Quelques jours après le lancement officiel de la première année franco-chinoise de l’environnement, et de la clôture de la COP24 en Pologne, la société Biotope a annoncé la finalisation d’un projet majeur de restauration écologique dans la province du Liaoning.

Le Lac Wolong, une importante zone de halte migratoire, avait vu disparaître en 2015 tous les oiseaux qui occupaient le site. Grâce au travail mené depuis 4 ans en consortium avec plusieurs entreprises françaises et chinoises, il accueille à nouveau aujourd’hui de nombreuses espèces d’oiseaux migrateurs, lui permettant ainsi de prétendre au statut de Zone Humide d’Importance Internationale (Ramsar).

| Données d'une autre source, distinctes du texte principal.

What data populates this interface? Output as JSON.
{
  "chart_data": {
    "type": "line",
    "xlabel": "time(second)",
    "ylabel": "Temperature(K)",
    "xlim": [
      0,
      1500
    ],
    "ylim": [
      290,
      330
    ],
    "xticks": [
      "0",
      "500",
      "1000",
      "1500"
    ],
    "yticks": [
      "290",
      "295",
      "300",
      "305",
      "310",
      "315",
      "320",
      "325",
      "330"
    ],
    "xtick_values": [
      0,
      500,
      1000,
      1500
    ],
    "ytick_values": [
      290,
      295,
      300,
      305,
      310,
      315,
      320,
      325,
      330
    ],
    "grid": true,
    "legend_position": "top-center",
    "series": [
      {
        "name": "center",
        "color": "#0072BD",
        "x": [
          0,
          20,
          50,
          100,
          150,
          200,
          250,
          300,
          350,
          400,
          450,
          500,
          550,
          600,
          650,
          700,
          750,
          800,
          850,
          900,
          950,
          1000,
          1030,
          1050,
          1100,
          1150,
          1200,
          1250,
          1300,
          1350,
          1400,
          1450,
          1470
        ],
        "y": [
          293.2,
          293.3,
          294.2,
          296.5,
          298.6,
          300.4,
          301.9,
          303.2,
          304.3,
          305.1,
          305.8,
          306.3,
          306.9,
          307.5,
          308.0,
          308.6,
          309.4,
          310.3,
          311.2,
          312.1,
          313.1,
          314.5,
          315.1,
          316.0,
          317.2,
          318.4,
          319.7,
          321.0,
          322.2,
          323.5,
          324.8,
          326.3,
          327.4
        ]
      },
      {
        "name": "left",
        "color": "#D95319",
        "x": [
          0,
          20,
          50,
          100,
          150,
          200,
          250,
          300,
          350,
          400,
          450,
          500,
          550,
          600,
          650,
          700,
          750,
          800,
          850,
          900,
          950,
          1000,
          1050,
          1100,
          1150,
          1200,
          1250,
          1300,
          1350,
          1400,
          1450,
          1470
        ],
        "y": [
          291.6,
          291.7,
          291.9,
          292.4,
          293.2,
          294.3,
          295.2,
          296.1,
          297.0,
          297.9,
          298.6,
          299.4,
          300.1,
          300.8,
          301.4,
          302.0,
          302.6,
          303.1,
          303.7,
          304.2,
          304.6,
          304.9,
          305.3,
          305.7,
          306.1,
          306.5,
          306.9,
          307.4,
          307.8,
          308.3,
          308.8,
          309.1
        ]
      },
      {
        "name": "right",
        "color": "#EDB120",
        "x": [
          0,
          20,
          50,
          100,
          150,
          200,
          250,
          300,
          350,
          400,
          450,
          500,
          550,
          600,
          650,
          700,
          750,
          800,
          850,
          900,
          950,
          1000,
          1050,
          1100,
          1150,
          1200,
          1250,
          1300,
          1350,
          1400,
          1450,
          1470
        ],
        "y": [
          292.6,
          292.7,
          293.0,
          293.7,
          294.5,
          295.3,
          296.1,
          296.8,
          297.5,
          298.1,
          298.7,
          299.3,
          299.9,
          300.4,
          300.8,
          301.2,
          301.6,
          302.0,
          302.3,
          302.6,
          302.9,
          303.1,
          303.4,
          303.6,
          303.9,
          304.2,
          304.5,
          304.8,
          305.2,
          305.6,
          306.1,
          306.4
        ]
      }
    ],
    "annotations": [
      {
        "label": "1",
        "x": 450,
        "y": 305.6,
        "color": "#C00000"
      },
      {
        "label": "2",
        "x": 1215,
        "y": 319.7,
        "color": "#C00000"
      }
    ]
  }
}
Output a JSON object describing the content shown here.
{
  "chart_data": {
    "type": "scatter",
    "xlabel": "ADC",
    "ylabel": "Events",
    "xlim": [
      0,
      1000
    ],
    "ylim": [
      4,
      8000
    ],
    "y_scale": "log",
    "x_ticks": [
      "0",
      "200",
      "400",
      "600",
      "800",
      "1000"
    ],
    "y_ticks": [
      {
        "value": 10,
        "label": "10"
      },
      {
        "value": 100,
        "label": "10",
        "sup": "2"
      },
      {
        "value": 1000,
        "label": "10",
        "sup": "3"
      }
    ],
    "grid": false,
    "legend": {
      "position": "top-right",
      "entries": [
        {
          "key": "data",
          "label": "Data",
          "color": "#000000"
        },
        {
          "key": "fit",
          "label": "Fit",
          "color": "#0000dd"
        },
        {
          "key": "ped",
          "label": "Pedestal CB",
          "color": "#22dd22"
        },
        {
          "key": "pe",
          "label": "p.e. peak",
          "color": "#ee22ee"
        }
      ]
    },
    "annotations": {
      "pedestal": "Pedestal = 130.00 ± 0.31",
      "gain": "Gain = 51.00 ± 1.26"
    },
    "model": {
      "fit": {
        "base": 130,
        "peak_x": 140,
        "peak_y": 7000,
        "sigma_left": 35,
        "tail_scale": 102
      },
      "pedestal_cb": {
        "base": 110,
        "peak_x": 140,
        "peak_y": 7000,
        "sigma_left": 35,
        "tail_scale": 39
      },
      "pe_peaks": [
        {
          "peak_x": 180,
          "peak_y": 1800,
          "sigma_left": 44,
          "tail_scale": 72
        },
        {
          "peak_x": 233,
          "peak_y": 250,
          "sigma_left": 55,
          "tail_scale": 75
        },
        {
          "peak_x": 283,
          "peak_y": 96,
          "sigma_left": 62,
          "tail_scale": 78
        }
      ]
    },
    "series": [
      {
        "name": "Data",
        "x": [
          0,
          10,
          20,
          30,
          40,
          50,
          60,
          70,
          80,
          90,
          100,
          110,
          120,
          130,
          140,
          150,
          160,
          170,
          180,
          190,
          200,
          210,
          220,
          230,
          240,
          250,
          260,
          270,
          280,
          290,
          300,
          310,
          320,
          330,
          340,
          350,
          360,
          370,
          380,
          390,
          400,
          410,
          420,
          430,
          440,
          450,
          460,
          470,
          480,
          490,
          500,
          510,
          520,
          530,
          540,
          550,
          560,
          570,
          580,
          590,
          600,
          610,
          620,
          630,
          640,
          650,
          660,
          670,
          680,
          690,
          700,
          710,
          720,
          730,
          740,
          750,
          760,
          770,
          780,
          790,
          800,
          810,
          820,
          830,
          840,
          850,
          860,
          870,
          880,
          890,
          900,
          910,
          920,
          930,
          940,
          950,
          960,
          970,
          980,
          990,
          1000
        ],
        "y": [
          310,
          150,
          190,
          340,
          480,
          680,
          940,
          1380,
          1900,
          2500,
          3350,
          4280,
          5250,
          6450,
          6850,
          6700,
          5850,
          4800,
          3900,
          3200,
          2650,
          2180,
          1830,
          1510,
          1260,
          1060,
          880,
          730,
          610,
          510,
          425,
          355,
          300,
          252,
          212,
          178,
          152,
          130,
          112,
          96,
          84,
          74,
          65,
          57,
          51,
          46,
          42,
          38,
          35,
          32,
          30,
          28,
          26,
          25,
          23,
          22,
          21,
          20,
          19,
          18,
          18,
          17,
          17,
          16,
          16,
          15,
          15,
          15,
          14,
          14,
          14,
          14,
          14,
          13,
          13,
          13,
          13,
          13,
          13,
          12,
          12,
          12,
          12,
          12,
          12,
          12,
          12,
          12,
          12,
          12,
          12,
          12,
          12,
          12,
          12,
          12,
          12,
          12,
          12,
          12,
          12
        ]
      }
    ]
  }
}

Ce projet et les résultats considérables obtenus en l’espace de quelques années démontrent que tout n’est pas perdu et qu’il est encore possible d’agir. La France dispose sur ces sujets d’un savoir-faire très largement recherché et a un rôle majeur à jouer.

Biotope, n°1 européen de l’ingénierie écologique et de la conservation de la nature, propose une expertise française unique développée depuis 25 ans qui s’exporte aujourd’hui dans l’Empire du Milieu.

Plus gros pollueur de la planète, la Chine fait aujourd’hui face à des défis écologiques majeurs : diminuer les impacts des activités humaines sur l’environnement pour améliorer la cohabitation entre l’homme et la nature et favoriser le tissu économique local… Le projet mené sur le Lac Wolong par Biotope illustre parfaitement ces enjeux.

«Depuis l’ouverture de notre filiale à Pékin en 2014, nous constatons non sans une certaine fierté que le savoir-faire français en matière d’ingénierie écologique et environnementale est recherché à l’autre bout du monde. A l’image de ce projet mené sur le lac Wolong, notre approche nous permet de concilier d’importants enjeux de restauration écologique avec le développement de nouvelles activités économiques et sociales durables pour les populations locales. Les bénéfices environnementaux et sociaux générés par cette restauration s’inscrivent dans le long terme et concernent toute la région, et c’est cette approche qui favorisera la prise de conscience par la population de l’intérêt de conserver leur environnement le plus proche. Longtemps considérée comme à la traîne sur ces sujets, la Chine investit aujourd’hui massivement en faveur de la protection et de la restauration de l’environnement. A l’heure où d’autres grandes nations reculent ou font du sur place, la Chine peut et doit devenir un partenaire stratégique de la France pour relancer la lutte mondiale contre le réchauffement climatique et la disparition de la biodiversité»

Frédéric Melki, Président de Biotope.

Le Lac Wolong, nouveau vivier de biodiversité D’une superficie de 126 km², le Lac Wolong a accueilli entre 2009 et 2011 près de 90% de la population mondiale de la Grue de Sibérie. Le site a été classé Réserve naturelle provinciale en 2001, en tant que halte migratoire d’importance internationale pour les grues, les oies, les canards, et les limicoles sur la plus grande voie de migration de la planète, la célèbre « voie Asie de l’Est – Australasie » avec ses 50 millions d’oiseaux migrant entre Sibérie orientale et Australie.

En 2012, en raison d’une exploitation intensive (le lac a été transformé en réservoir pour lutter contre la sécheresse qui touchait la région) conduisant à l’appauvrissement de ses ressources essentielles tant pour la population que pour les nombreuses espèces d’oiseaux migrateurs qu’il abritait, aucune Grue de Sibérie n’avait été observée sur le site. En mars 2015, plus aucun oiseau n’était présent sur place.

Plus de 3 ans après le début de ce projet financé par l’AFD, ce sont près de 100.000 oiseaux qui ont été observés sur le lac par les équipes de Biotope au printemps 2018, dont 1.500 grues de Sibérie. Ces excellents résultats ont permis d’atteindre un objectif majeur du projet, à savoir la formulation de la demande de classement du site en zone humide d’importance internationale (site Ramsar).

« Nos efforts, notre expertise et notre travail commun avec le maître d’ouvrage portent enfin leurs fruits, se félicite Xavier Rufray, Directeur Général Chine de Biotope« . « Les chiffres obtenus lors des dernières observations menées sur place sont très encourageants. De nombreux habitants des villages alentours sont venus spontanément pour voir les oiseaux avec notre longue-vue car cela faisait longtemps qu’ils n’avaient plus observé ce phénomène. Ces observations ont donné lieu à un spectacle grandiose», a ajouté ce dernier.